What I like to call IDM has a foray of fractured rhythms, rough and industrial, that simply spills over to the dark side. The global crisis facing Greece has yet to alter the size of Melorman’s enchanting music. Because yes, I dare say, this segment of electronic music has a gift of showing syrupy sound structures. Melorman’s successful performance keeps the listener enthralled with soft music, relaxing, but imbued with a certain melancholy that will delight fans of sounds conducive to contemplation. Another positive and original asset of Melorman is that he can play the synth. Scarce, at a time when most use their bikes as gadgets. From the first notes of “Celia,” I found happiness with the sense of simple melodies and melancholy that he had been able to inject his reading of “The Robot Can’t Swim” (by Magnitophono) via When Light’s Drillin’ The Haze. There is even something innocent, almost naive in the melodies of Melorman (“Forget,” “Saturday Morning,” “Under a Shelter”). But this is not daunting, especially when the rhythm is further and more subtle, like “Two And Nine.” After Noon is definitely an album that projects a smile making you want to leave the torments of cities and their factory workers, to give strength and firmness of intact and skinned maiden stealth bathed in sunlight. Melorman was found in Crete, Greece; this gives the work a spleen almost happy feeling. We would like to join Melorman to discover where he draws his inspiration and his amused or terse passages of time.

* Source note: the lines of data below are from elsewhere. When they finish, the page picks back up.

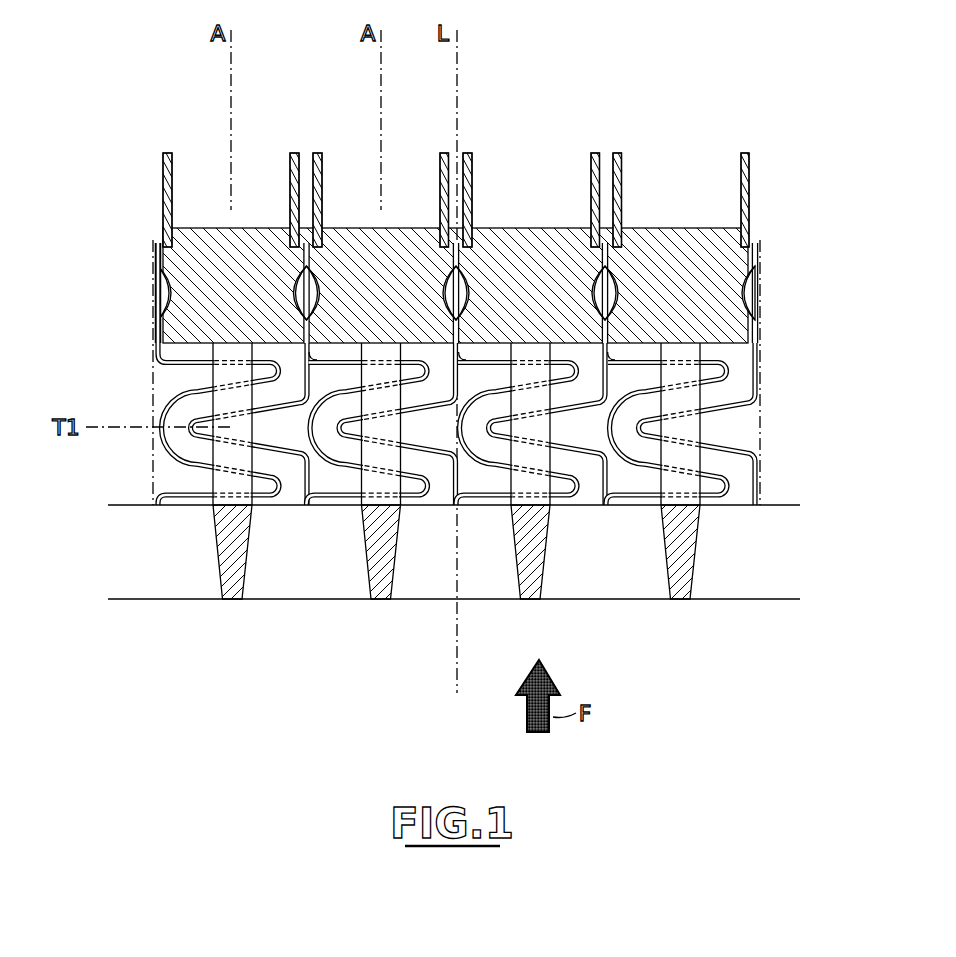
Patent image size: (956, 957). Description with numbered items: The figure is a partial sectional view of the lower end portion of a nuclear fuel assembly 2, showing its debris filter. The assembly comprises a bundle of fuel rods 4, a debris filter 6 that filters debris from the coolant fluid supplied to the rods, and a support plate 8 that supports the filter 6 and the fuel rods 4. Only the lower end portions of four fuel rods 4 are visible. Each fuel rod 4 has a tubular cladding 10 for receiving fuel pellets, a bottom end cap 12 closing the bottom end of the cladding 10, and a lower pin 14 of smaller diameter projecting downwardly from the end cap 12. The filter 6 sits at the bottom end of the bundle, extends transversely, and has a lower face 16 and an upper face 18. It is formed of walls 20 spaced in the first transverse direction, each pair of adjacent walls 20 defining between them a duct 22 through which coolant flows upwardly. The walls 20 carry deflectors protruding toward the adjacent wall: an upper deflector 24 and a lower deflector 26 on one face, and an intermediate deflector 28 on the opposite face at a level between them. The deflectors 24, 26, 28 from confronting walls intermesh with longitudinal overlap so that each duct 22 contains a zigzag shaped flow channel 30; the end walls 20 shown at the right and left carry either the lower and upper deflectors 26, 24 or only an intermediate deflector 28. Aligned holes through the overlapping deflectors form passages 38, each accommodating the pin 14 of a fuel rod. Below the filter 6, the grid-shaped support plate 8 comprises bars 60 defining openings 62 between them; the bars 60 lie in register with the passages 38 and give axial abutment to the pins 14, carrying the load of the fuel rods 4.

The nuclear fuel assembly 2 is at (544, 94).
The fuel rods 4 is at (352, 166).
The debris filter 6 is at (128, 264).
The support plate 8 is at (222, 604).
The tubular cladding 10 is at (161, 162).
The bottom end cap 12 is at (196, 233).
The lower pin 14 is at (249, 498).
The lower face 16 is at (762, 507).
The upper face 18 is at (757, 242).
The walls 20 is at (148, 293).
The duct 22 is at (329, 355).
The upper deflector 24 is at (168, 365).
The lower deflector 26 is at (170, 493).
The intermediate deflector 28 is at (754, 468).
The zigzag shaped flow channel 30 is at (331, 417).
The passages 38 is at (198, 499).
The bars 60 is at (218, 556).
The openings 62 is at (265, 597).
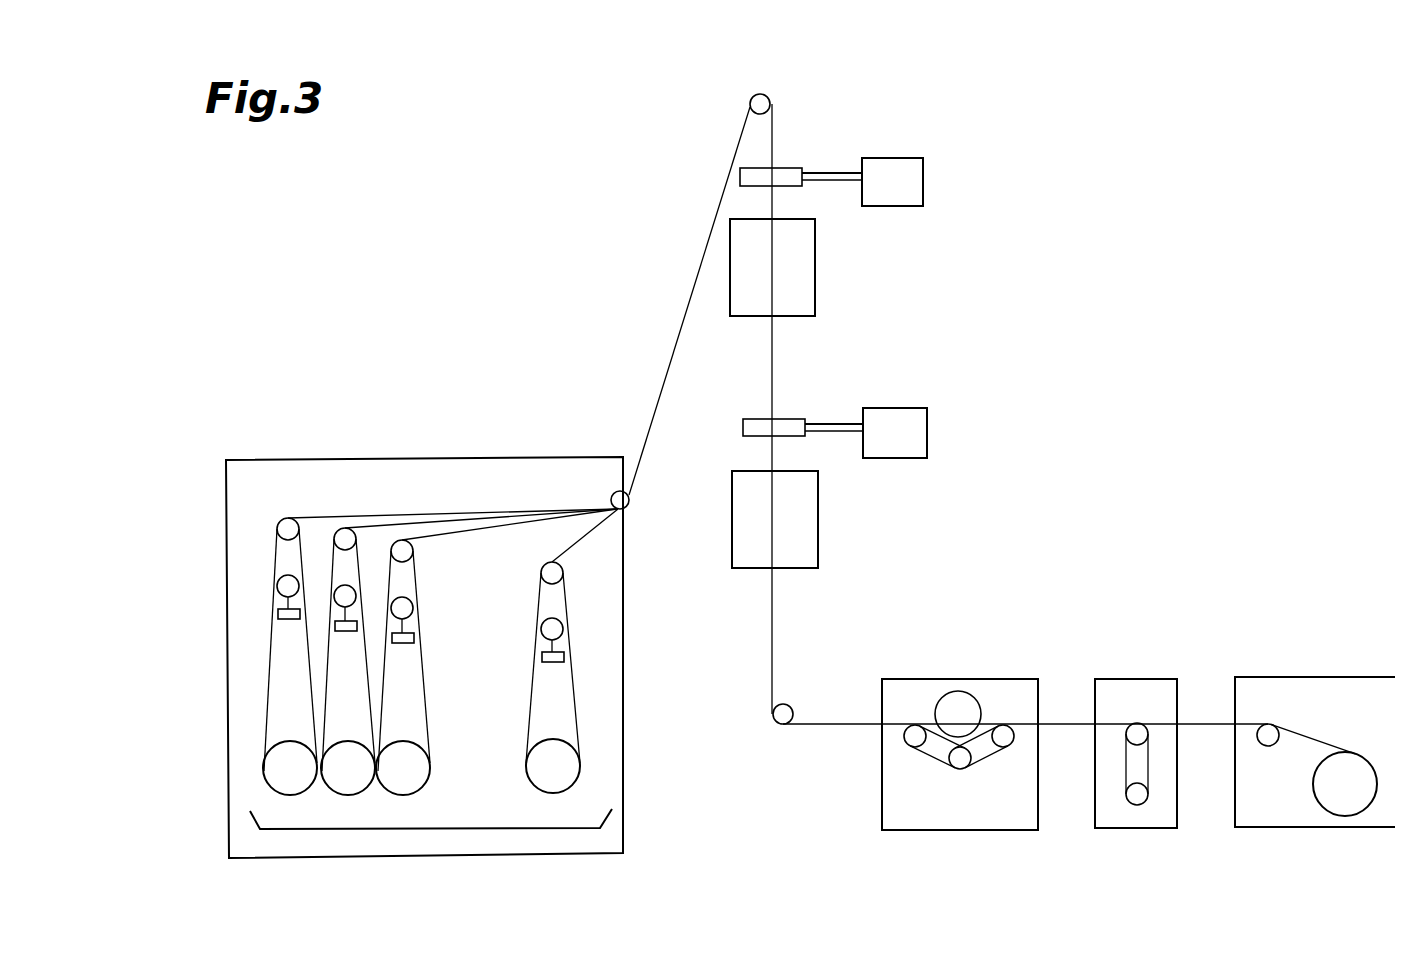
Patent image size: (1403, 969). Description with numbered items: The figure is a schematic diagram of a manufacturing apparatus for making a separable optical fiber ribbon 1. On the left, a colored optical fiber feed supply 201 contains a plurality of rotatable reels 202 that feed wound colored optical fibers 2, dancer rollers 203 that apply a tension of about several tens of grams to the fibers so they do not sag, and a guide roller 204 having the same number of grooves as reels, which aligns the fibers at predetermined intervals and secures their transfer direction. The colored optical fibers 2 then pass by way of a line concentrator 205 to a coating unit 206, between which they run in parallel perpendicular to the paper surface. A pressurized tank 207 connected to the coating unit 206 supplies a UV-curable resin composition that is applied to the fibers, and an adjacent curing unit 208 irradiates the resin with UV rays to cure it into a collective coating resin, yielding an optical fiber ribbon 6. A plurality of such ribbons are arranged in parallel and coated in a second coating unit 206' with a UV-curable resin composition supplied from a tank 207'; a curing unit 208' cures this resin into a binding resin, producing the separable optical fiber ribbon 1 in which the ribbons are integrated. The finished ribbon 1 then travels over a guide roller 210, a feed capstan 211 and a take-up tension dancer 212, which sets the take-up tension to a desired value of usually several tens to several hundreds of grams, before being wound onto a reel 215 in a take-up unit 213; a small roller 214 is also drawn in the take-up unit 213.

The separable optical fiber ribbon 1 is at (773, 652).
The colored optical fibers 2 is at (265, 680).
The optical fiber ribbon 6 is at (773, 343).
The colored optical fiber feed supply 201 is at (383, 457).
The rotatable reels 202 is at (263, 786).
The dancer rollers 203 is at (563, 570).
The guide roller 204 is at (613, 492).
The line concentrator 205 is at (750, 103).
The coating unit 206 is at (809, 139).
The pressurized tank 207 is at (951, 182).
The curing unit 208 is at (830, 267).
The coating unit 206' is at (809, 397).
The tank 207' is at (955, 433).
The curing unit 208' is at (836, 519).
The guide roller 210 is at (793, 703).
The feed capstan 211 is at (968, 678).
The take-up tension dancer 212 is at (1133, 678).
The take-up unit 213 is at (1295, 676).
The guide roller 214 is at (1262, 745).
The reel 215 is at (1322, 812).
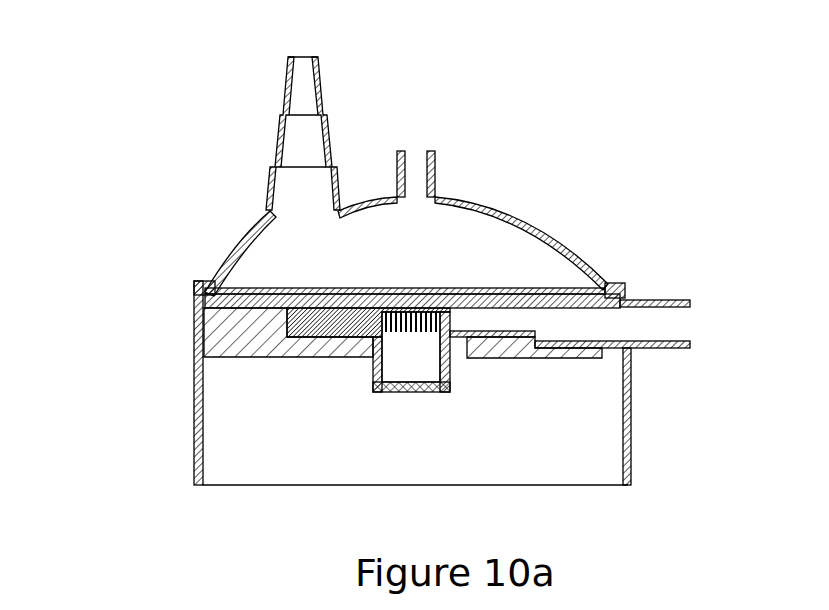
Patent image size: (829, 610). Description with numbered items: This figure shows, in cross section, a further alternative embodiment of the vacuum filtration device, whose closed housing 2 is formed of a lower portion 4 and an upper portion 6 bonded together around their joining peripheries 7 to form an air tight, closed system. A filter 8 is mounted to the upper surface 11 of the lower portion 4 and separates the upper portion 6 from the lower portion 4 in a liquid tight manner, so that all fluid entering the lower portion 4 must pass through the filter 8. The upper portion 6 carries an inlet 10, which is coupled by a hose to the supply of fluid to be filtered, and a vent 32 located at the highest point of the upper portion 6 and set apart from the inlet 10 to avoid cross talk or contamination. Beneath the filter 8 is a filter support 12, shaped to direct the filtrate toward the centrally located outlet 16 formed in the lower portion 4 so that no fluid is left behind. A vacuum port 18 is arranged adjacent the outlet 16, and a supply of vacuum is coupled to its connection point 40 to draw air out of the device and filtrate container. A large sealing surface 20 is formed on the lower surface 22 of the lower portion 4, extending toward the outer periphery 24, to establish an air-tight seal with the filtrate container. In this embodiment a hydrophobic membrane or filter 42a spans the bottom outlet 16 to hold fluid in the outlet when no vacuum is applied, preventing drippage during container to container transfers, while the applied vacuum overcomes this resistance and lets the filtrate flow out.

The closed housing 2 is at (190, 288).
The lower portion 4 is at (148, 438).
The upper portion 6 is at (538, 218).
The joining peripheries 7 is at (210, 292).
The filter 8 is at (513, 290).
The inlet 10 is at (320, 90).
The upper surface 11 is at (592, 312).
The filter support 12 is at (432, 340).
The outlet 16 is at (395, 390).
The vacuum port 18 is at (460, 323).
The sealing surface 20 is at (248, 353).
The lower surface 22 is at (600, 358).
The outer periphery 24 is at (626, 487).
The vent 32 is at (414, 170).
The connection point 40 is at (662, 350).
The hydrophobic membrane or filter 42a is at (413, 360).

In the shade of old and new flagship labels of the genre, some continue to work in independence and privacy that can be described as unfair. Like other Greek musicians before him, such as Spyweirdos, Subheim, Magnitophono or Mobthrow, Melorman transmits sensations that bring an essential nobility of feeling. Will please his fans, and most certainly, fans of Boltfish Recordings.

After Noon is out now on Sun Sea Sky. [Release page]

Original review by Ed Loxapac, syndicated from Chroniques électroniques and edited for igloomag.com.